Lionfish é venenoso e não deve ser tocado! Seus espinhos (Figura 5) contêm glândulas de veneno, que é liberado quando pressionados. O veneno pode afetar a transmissão neuromuscular, podendo causar reações desde inchaço até dor extrema. Em alguns casos pode causar paralisia das extremidades inferiores e superiores em humanos. A ação do veneno vai depender de onde a vítima é atingida, de seu sistema imunológico e da quantidade de veneno liberada (Morris, 2009; Moris et al, 2009).


Referências Bibliográficas
Fishelson, L. 1975. Ethology and reproduction of pteroid fishes found in the Gulf of Aqaba (Red Sea), especially Dendrochirus brachypterus (Cuvier), (Pteroidae, Teleostei). Pubblicazioni della Stazione Zoologica di Napoli 39:635-656.

Hamner, R.M., D.W. Freshwater, and P.E. Whitfield. 2007. Mitochondrial cytochrome b analysis reveals two invasive lionfish species with strong founder effects in the western Atlantic. Journal of Fish Biology 71:214-222.

Hare, J.A. and P.E. Whitfield. 2003. An integrated assessment of the introduction of lionfish (Pterois volitans/miles complex) to the Western Atlantic Ocean. NOAA Technical Memorandum NOS NCCOS 2 p 21.

Kimball, M.E., J.M. Miller, P.E. Whitfield, and J.A. Hare. 2004. Thermal tolerance and potential distribution of invasive lionfish (Pterois volitans/miles complex) on the east coast of the United States. Marine Ecology Progress Series 283:269–278.
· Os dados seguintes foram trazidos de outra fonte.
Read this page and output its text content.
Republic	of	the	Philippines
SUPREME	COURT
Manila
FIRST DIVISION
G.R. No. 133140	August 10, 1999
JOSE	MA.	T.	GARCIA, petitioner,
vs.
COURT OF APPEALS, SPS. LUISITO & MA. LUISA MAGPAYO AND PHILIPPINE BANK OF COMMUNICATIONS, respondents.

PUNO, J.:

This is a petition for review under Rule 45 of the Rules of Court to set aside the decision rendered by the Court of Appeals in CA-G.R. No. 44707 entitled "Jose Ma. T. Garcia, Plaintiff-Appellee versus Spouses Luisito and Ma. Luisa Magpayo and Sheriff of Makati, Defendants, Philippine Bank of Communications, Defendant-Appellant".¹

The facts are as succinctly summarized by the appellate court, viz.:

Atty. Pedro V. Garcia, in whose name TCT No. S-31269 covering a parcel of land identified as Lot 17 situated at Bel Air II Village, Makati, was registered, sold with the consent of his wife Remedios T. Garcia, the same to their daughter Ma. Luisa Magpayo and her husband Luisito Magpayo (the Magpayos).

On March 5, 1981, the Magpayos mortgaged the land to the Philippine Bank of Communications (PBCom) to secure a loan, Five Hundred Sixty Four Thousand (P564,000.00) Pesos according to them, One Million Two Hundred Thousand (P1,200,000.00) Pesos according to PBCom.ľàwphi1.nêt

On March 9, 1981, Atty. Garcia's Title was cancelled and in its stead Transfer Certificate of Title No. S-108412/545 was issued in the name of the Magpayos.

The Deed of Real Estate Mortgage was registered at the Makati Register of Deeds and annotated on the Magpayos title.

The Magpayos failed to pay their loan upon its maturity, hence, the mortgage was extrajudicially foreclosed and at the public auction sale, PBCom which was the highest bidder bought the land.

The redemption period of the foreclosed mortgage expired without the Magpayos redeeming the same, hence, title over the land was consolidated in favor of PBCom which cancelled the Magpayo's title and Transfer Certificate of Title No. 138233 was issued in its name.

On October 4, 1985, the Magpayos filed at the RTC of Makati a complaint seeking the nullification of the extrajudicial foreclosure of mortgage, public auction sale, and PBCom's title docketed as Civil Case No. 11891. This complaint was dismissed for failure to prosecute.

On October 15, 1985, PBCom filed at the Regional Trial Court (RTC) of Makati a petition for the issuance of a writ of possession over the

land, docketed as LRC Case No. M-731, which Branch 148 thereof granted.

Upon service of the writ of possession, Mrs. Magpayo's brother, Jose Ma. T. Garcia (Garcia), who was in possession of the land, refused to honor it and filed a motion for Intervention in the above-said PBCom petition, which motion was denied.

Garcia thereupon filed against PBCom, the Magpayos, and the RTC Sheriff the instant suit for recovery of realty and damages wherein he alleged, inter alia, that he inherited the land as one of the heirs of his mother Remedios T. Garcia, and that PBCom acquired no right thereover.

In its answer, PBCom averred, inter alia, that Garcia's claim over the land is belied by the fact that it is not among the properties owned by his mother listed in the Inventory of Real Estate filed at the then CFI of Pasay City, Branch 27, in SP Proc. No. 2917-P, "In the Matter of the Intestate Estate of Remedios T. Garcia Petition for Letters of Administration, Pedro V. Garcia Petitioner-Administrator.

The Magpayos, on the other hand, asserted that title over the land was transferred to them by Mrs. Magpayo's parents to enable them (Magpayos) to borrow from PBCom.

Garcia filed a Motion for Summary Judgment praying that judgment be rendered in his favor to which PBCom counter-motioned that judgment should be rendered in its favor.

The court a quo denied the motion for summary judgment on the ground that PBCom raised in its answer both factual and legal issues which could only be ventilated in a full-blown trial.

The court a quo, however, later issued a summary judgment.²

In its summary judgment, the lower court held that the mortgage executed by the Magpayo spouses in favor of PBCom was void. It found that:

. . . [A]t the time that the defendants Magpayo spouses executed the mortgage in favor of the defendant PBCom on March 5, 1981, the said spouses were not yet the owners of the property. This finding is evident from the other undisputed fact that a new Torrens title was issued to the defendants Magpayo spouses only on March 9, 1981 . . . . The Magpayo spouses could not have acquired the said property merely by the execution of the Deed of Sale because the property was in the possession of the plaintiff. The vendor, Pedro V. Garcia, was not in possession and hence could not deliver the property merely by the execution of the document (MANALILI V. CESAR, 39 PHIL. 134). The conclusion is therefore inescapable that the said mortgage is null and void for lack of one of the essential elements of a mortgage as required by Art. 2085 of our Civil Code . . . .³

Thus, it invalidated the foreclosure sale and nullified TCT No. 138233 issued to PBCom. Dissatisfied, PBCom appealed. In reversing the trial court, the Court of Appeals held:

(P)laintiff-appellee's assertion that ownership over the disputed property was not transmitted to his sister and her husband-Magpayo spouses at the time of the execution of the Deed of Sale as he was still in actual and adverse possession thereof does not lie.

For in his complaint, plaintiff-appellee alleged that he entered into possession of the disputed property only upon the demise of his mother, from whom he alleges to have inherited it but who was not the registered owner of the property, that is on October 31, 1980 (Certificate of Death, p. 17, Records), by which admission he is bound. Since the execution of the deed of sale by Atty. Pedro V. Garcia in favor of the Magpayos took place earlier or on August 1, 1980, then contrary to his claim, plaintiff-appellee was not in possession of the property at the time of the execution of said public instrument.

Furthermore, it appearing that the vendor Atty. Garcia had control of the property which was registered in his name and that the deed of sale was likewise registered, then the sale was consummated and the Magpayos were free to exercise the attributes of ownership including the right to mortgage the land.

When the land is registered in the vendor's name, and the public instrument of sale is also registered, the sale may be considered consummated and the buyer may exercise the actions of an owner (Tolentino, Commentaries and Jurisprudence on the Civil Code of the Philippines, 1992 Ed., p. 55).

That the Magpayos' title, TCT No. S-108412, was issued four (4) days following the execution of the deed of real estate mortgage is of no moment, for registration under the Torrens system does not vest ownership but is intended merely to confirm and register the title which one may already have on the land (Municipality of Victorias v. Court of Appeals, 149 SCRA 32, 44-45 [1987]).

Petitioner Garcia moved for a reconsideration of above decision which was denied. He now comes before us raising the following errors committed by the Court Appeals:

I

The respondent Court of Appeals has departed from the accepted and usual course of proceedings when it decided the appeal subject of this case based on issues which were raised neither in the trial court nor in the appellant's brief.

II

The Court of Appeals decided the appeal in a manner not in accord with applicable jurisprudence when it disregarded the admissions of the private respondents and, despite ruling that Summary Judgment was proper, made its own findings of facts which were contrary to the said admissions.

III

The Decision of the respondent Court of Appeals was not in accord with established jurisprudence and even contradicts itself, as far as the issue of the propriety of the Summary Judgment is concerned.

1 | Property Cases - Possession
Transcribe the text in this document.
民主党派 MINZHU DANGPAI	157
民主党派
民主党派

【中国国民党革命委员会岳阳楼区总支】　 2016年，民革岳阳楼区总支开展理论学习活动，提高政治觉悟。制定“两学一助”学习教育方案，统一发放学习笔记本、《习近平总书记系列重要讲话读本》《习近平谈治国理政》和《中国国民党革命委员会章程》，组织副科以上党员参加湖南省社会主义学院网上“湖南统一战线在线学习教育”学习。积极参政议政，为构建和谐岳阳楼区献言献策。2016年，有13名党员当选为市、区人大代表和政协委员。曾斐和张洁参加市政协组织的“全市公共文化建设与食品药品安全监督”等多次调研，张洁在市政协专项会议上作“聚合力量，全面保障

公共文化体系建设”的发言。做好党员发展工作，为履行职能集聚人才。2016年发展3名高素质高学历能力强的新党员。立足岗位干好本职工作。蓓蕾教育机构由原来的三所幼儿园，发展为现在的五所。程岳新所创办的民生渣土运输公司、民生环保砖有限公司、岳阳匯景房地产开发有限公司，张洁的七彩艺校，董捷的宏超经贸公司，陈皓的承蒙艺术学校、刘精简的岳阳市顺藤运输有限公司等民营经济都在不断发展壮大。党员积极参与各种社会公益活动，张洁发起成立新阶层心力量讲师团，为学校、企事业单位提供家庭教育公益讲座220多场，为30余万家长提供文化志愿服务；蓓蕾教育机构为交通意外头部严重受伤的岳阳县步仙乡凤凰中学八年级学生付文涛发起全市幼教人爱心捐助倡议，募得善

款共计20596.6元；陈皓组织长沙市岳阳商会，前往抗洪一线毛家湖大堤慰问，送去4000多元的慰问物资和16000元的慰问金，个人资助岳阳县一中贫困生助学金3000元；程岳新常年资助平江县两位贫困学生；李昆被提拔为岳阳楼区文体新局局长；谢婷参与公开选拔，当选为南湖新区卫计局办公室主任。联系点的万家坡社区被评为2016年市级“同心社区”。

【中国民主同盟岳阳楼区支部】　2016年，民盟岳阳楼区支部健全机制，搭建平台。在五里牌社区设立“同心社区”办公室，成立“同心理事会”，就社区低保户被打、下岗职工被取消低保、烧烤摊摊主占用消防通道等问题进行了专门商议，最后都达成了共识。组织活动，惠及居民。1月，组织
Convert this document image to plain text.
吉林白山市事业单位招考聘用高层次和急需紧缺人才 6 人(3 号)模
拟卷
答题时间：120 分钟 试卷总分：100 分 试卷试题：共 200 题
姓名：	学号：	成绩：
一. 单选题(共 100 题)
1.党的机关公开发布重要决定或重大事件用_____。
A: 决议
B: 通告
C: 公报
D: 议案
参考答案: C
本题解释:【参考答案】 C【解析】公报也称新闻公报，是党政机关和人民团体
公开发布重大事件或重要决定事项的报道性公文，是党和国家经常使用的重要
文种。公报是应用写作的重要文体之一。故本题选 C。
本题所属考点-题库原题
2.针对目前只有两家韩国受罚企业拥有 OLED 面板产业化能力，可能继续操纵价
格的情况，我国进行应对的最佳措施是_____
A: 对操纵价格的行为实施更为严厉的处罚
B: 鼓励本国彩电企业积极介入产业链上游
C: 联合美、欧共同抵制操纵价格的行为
Morris, J. A. Jr. 2009. The Biology and Ecology of the Invasive Indo-Pacific Lionfish. A dissertation submitted to the Graduate Faculty of North Carolina State University. Doctor of Philosophy. Zoology. Raleigh, North Carolina.

Morris, J. A. Jr., J.L. Akins, A. Barse, D. Cerino, D.W. Freshwater, S.J. Green, R.C. Muñoz, C. Paris, and P.E. Whitfield. (2009). Biology and ecology of the invasive lionfishes, Pterois miles and Pterois volitans. Proceedings of the Gulf and Caribbean Fisheries Institute 29: ___-___.

NOAA. 2011. Lionfish Biology Fact Sheet. 

Whitfield, P. E.; Gardner, T.; Vives, S. P.; Gilligan, M. R.; Courtenay Jr.,W. R.; Ray, G. C.; Hare, J. A. 2002. Biological invasion of the Indo-Pacific lionfish Pterois volitans along the Atlantic coast of North America. Mar Ecol Prog Ser Vol. 235: 289–297.